Jamais la Syrie n’a utilisé par le passé ni jamais elle n’utilisera d’armes chimiques, a déclaré la délégation syrienne, ajoutant que les stocks d’armes chimiques ont été détruits et que le pays coopère avec l’Organisation pour l’interdiction des armes chimiques (OIAC). Israël est le dernier pays à pouvoir s’exprimer en matière de désarmement car il n’a adhéré à aucun des traités négociés au sein de cette instance.

Également dans un droit de réponse, l’Inde a déclaré que le Pakistan avait une fois de plus abusé de la patience de la Conférence et de la bonne foi des enceintes onusiennes. Le moment est venu pour le Pakistan de cesser de diffuser de fausses informations au sein des Nations Unies et d’inciter à la haine et à la violence, a ajouté l’Inde, affirmant qu’elle n’avait aucune leçon à recevoir d’un pays qui exporte de manière illicite des matières nucléaires et qui est un épicentre du terrorisme. Chacun sait qui a bloqué à plusieurs reprises les négociations sur un FMCT au sein de la Conférence du désarmement, a poursuivi l’Inde.
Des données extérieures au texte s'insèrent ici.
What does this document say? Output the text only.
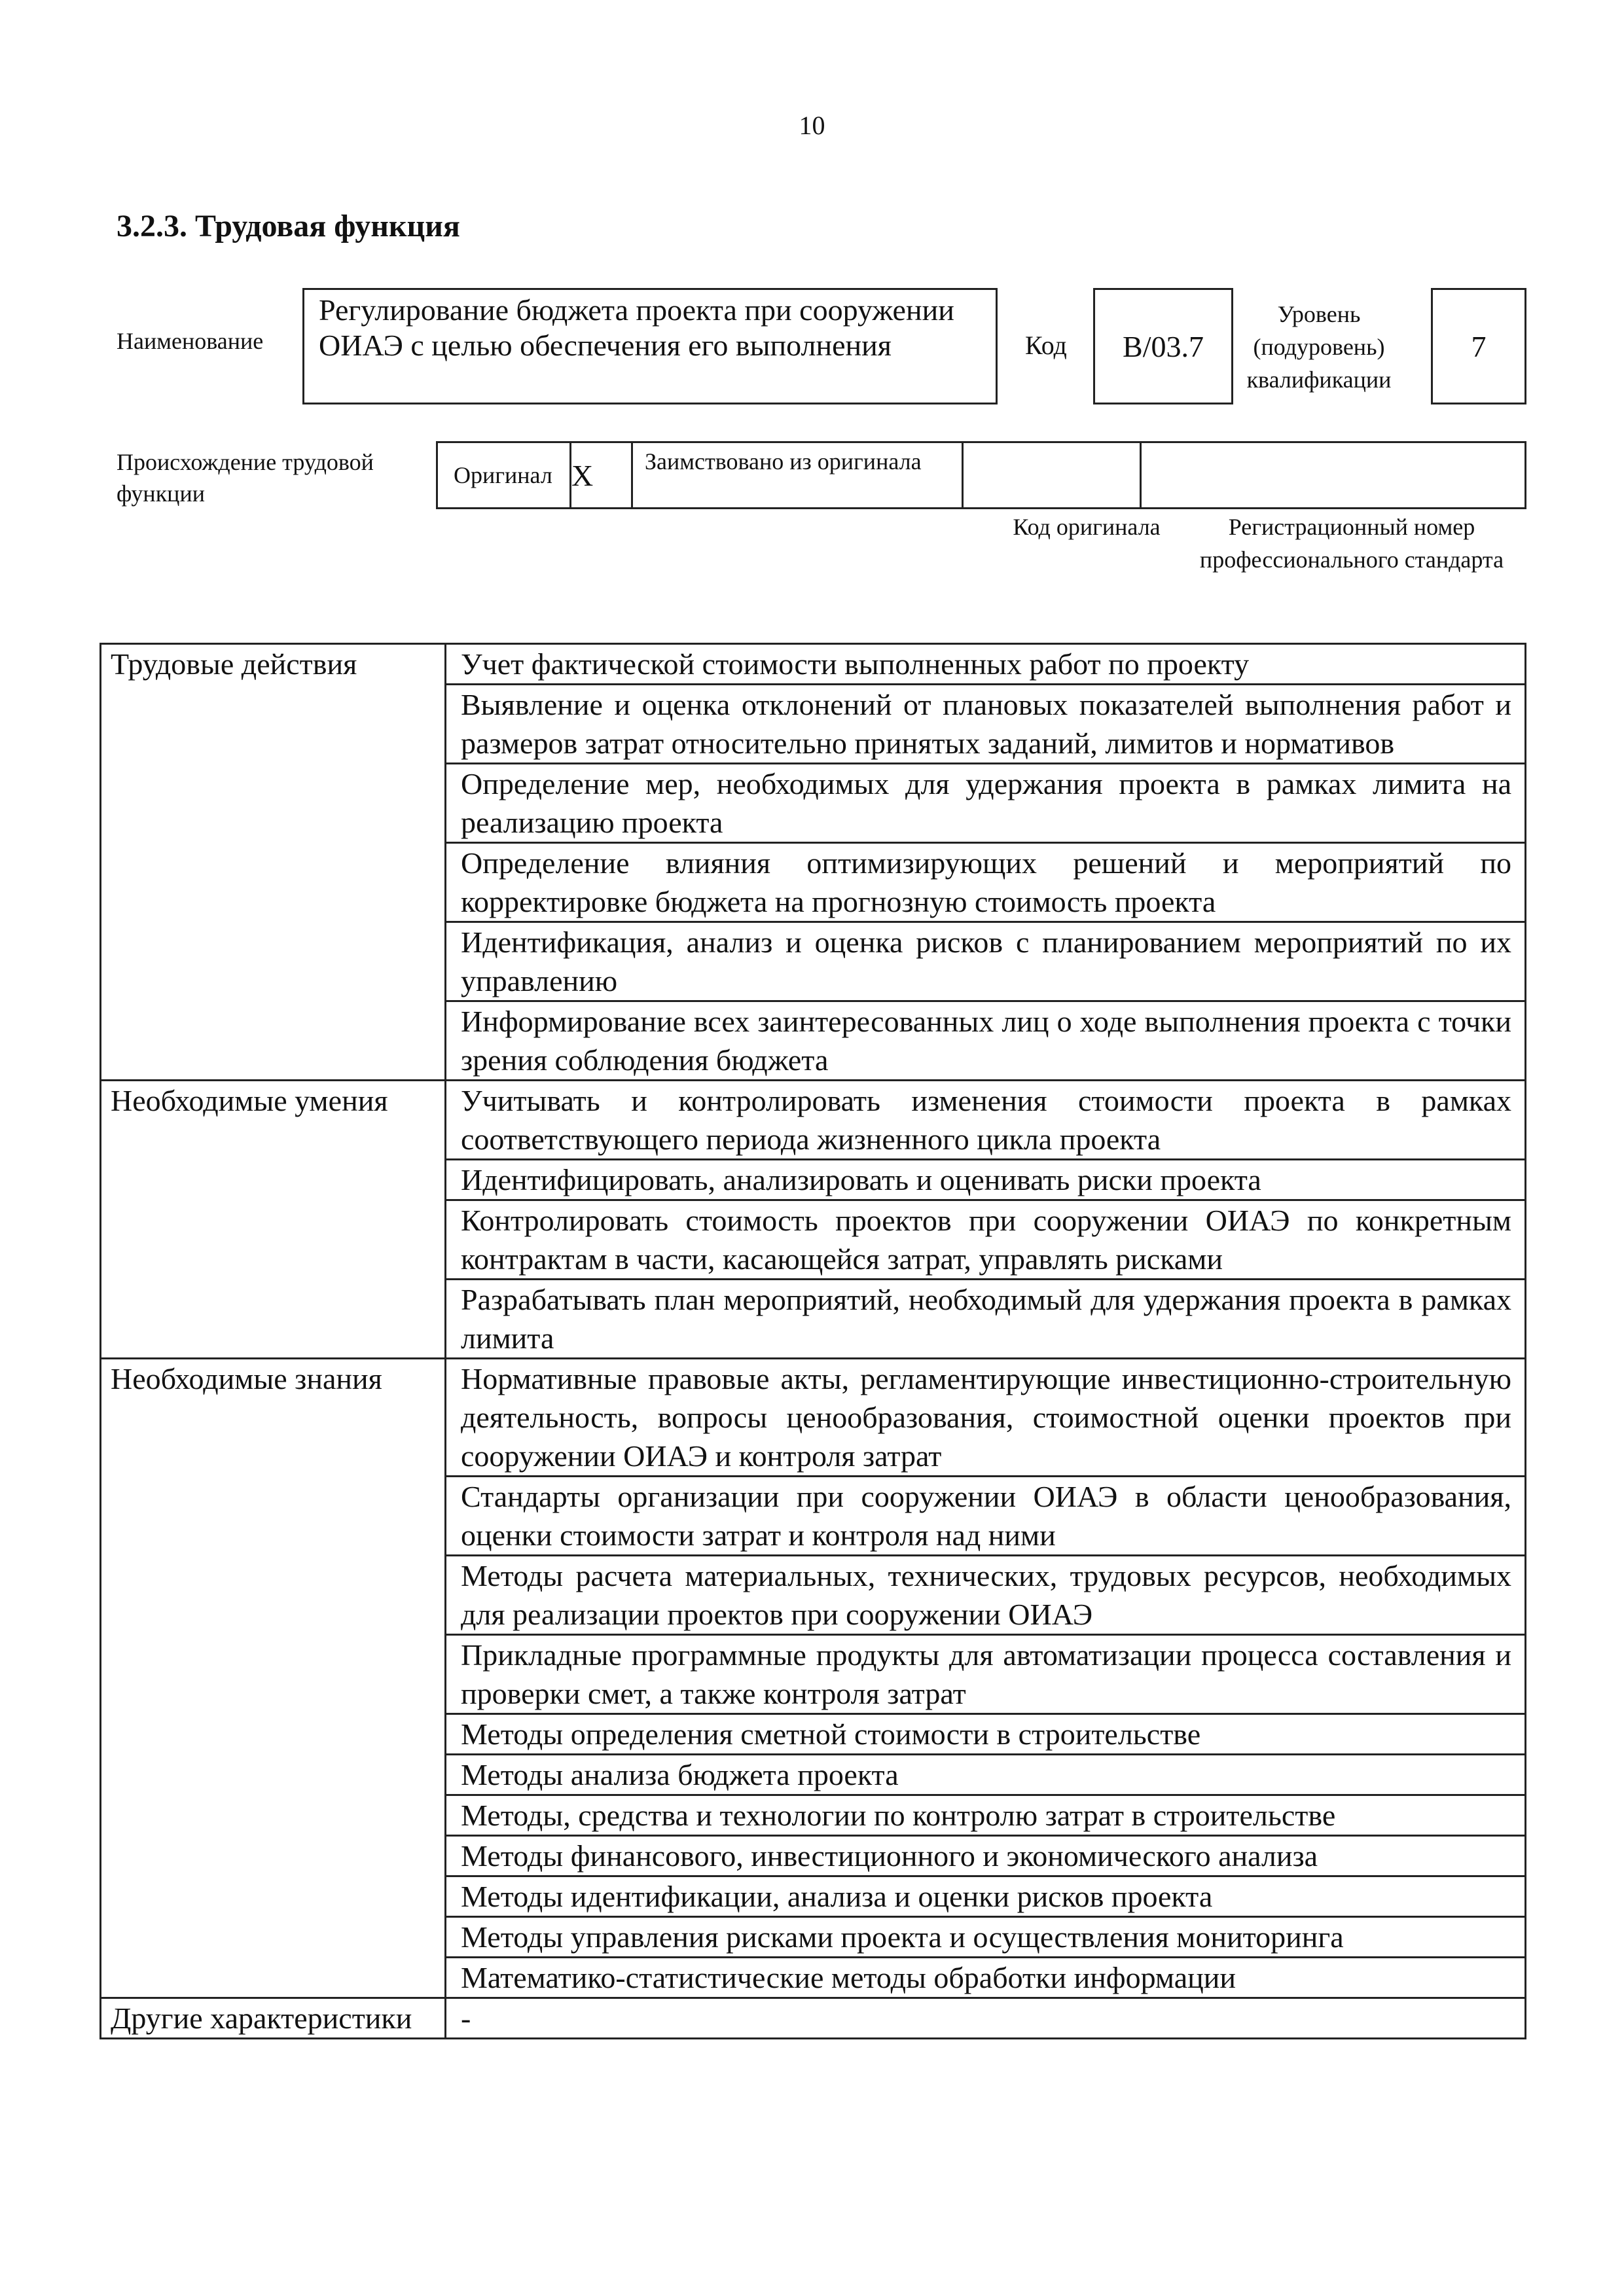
10
3.2.3. Трудовая функция
Наименование
Регулирование бюджета проекта при сооружении ОИАЭ с целью обеспечения его выполнения	Код	B/03.7
Уровень (подуровень) квалификации
7
Происхождение трудовой функции
Оригинал X	Заимствовано из оригинала
Код оригинала	Регистрационный номер профессионального стандарта
Трудовые действия	Учет фактической стоимости выполненных работ по проекту
	Выявление и оценка отклонений от плановых показателей выполнения работ и размеров затрат относительно принятых заданий, лимитов и нормативов
	Определение мер, необходимых для удержания проекта в рамках лимита на реализацию проекта
	Определение влияния оптимизирующих решений и мероприятий по корректировке бюджета на прогнозную стоимость проекта
	Идентификация, анализ и оценка рисков с планированием мероприятий по их управлению
	Информирование всех заинтересованных лиц о ходе выполнения проекта с точки зрения соблюдения бюджета
Необходимые умения	Учитывать и контролировать изменения стоимости проекта в рамках соответствующего периода жизненного цикла проекта
	Идентифицировать, анализировать и оценивать риски проекта
	Контролировать стоимость проектов при сооружении ОИАЭ по конкретным контрактам в части, касающейся затрат, управлять рисками
	Разрабатывать план мероприятий, необходимый для удержания проекта в рамках лимита
Необходимые знания	Нормативные правовые акты, регламентирующие инвестиционно-строительную деятельность, вопросы ценообразования, стоимостной оценки проектов при сооружении ОИАЭ и контроля затрат
	Стандарты организации при сооружении ОИАЭ в области ценообразования, оценки стоимости затрат и контроля над ними
	Методы расчета материальных, технических, трудовых ресурсов, необходимых для реализации проектов при сооружении ОИАЭ
	Прикладные программные продукты для автоматизации процесса составления и проверки смет, а также контроля затрат
	Методы определения сметной стоимости в строительстве
	Методы анализа бюджета проекта
	Методы, средства и технологии по контролю затрат в строительстве
	Методы финансового, инвестиционного и экономического анализа
	Методы идентификации, анализа и оценки рисков проекта
	Методы управления рисками проекта и осуществления мониторинга
	Математико-статистические методы обработки информации
Другие характеристики	-
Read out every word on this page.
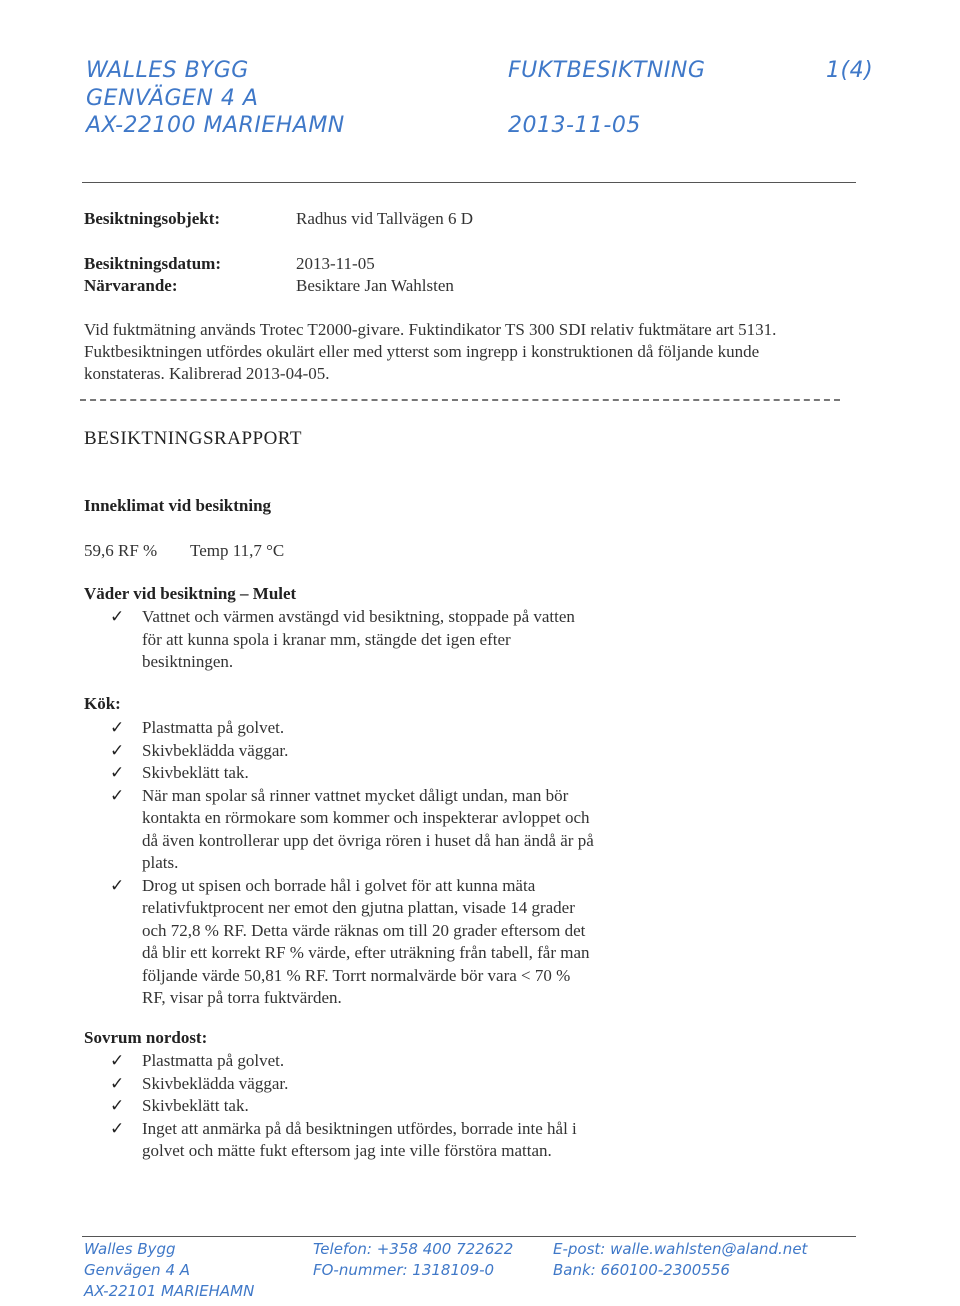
WALLES BYGG
GENVÄGEN 4 A
AX-22100 MARIEHAMN
FUKTBESIKTNING
2013-11-05
1(4)
Besiktningsobjekt:	Radhus vid Tallvägen 6 D
Besiktningsdatum:	2013-11-05
Närvarande:	Besiktare Jan Wahlsten
Vid fuktmätning används Trotec T2000-givare. Fuktindikator TS 300 SDI relativ fuktmätare art 5131.
Fuktbesiktningen utfördes okulärt eller med ytterst som ingrepp i konstruktionen då följande kunde
konstateras. Kalibrerad 2013-04-05.
BESIKTNINGSRAPPORT
Inneklimat vid besiktning
59,6 RF % Temp 11,7 °C
Väder vid besiktning – Mulet
✓ Vattnet och värmen avstängd vid besiktning, stoppade på vatten
för att kunna spola i kranar mm, stängde det igen efter
besiktningen.
Kök:
✓ Plastmatta på golvet.
✓ Skivbeklädda väggar.
✓ Skivbeklätt tak.
✓ När man spolar så rinner vattnet mycket dåligt undan, man bör
kontakta en rörmokare som kommer och inspekterar avloppet och
då även kontrollerar upp det övriga rören i huset då han ändå är på
plats.
✓ Drog ut spisen och borrade hål i golvet för att kunna mäta
relativfuktprocent ner emot den gjutna plattan, visade 14 grader
och 72,8 % RF. Detta värde räknas om till 20 grader eftersom det
då blir ett korrekt RF % värde, efter uträkning från tabell, får man
följande värde 50,81 % RF. Torrt normalvärde bör vara < 70 %
RF, visar på torra fuktvärden.
Sovrum nordost:
✓ Plastmatta på golvet.
✓ Skivbeklädda väggar.
✓ Skivbeklätt tak.
✓ Inget att anmärka på då besiktningen utfördes, borrade inte hål i
golvet och mätte fukt eftersom jag inte ville förstöra mattan.
Walles Bygg
Genvägen 4 A
AX-22101 MARIEHAMN
Telefon: +358 400 722622
FO-nummer: 1318109-0
E-post: walle.wahlsten@aland.net
Bank: 660100-2300556
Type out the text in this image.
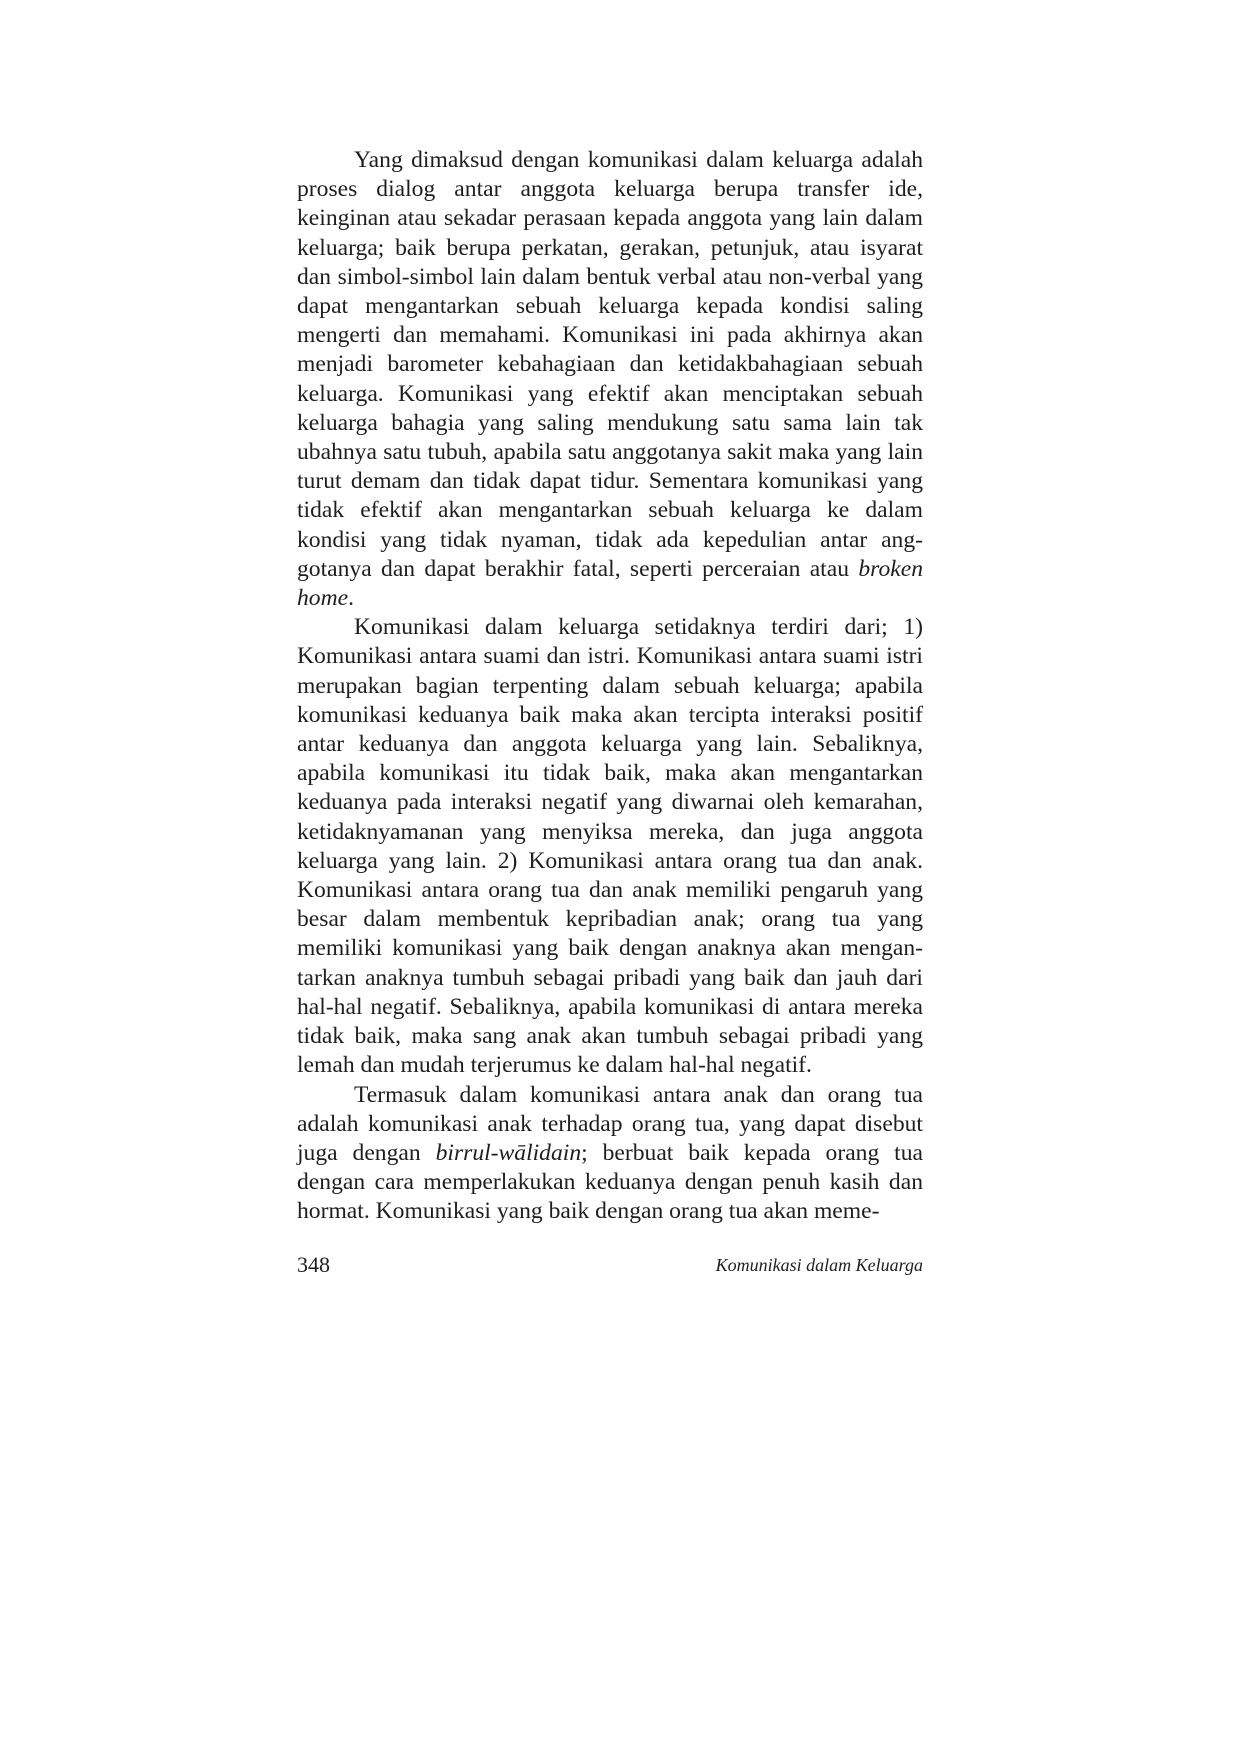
Yang dimaksud dengan komunikasi dalam keluarga adalah proses dialog antar anggota keluarga berupa transfer ide, keinginan atau sekadar perasaan kepada anggota yang lain dalam keluarga; baik berupa perkatan, gerakan, petunjuk, atau isyarat dan simbol-simbol lain dalam bentuk verbal atau non-verbal yang dapat mengantarkan sebuah keluarga kepada kondisi saling mengerti dan memahami. Komunikasi ini pada akhirnya akan menjadi barometer kebahagiaan dan ketidakbahagiaan sebuah keluarga. Komunikasi yang efektif akan menciptakan sebuah keluarga bahagia yang saling mendukung satu sama lain tak ubahnya satu tubuh, apabila satu anggotanya sakit maka yang lain turut demam dan tidak dapat tidur. Sementara komunikasi yang tidak efektif akan mengantarkan sebuah keluarga ke dalam kondisi yang tidak nyaman, tidak ada kepedulian antar anggotanya dan dapat berakhir fatal, seperti perceraian atau broken home.

Komunikasi dalam keluarga setidaknya terdiri dari; 1) Komunikasi antara suami dan istri. Komunikasi antara suami istri merupakan bagian terpenting dalam sebuah keluarga; apabila komunikasi keduanya baik maka akan tercipta interaksi positif antar keduanya dan anggota keluarga yang lain. Sebaliknya, apabila komunikasi itu tidak baik, maka akan mengantarkan keduanya pada interaksi negatif yang diwarnai oleh kemarahan, ketidaknyamanan yang menyiksa mereka, dan juga anggota keluarga yang lain. 2) Komunikasi antara orang tua dan anak. Komunikasi antara orang tua dan anak memiliki pengaruh yang besar dalam membentuk kepribadian anak; orang tua yang memiliki komunikasi yang baik dengan anaknya akan mengantarkan anaknya tumbuh sebagai pribadi yang baik dan jauh dari hal-hal negatif. Sebaliknya, apabila komunikasi di antara mereka tidak baik, maka sang anak akan tumbuh sebagai pribadi yang lemah dan mudah terjerumus ke dalam hal-hal negatif.

Termasuk dalam komunikasi antara anak dan orang tua adalah komunikasi anak terhadap orang tua, yang dapat disebut juga dengan birrul-wālidain; berbuat baik kepada orang tua dengan cara memperlakukan keduanya dengan penuh kasih dan hormat. Komunikasi yang baik dengan orang tua akan meme-

348	Komunikasi dalam Keluarga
Rejetant les allégations inutiles et infondées sur le Jammu-et-Cachemire proférées par le Pakistan, l’Inde a souligné que les questions bilatérales n’ont pas leur place au sein de cette Conférence ; il faut rejeter toutes les tentatives de politiser les débats, a-t-elle conclu.

Les États-Unis ont quant à eux souhaité réagir aux propos de l’Iran, en affirmant que ce pays n’est pas en position de critiquer qui que ce soit, étant donné que l’Iran est le sponsor (parrain) mondial du terrorisme. Les États-Unis espèrent que l’Iran va jouer un rôle constructif dans la région du Moyen-Orient et ailleurs.

Le Pakistan a réagi aux commentaires de l’Inde en affirmant que la désinformation est ce qui caractérise la partie indienne aujourd’hui. Contrairement aux résolutions du Conseil de sécurité des Nations Unies qui ont déterminé que le Jammu-et-Cachemire est un territoire contesté, l’Inde a eu de nouveau recours à la duplicité sur ce sujet. Depuis l’été 2019, le Conseil de sécurité a discuté à plusieurs reprises de cette question, ce qui suffit à démontrer la duplicité de l’Inde et prouve que cette question mérite réflexion, a insisté la délégation pakistanaise.

Contrairement à ce qu’elle prétend, c’est l’Inde elle-même qui s’est distinguée comme un centre du terrorisme dans la région, a en outre déclaré le Pakistan. L’Inde est obsédée par le Pakistan, comme en témoignent les réflexions de ses dirigeants, a ajouté le pays.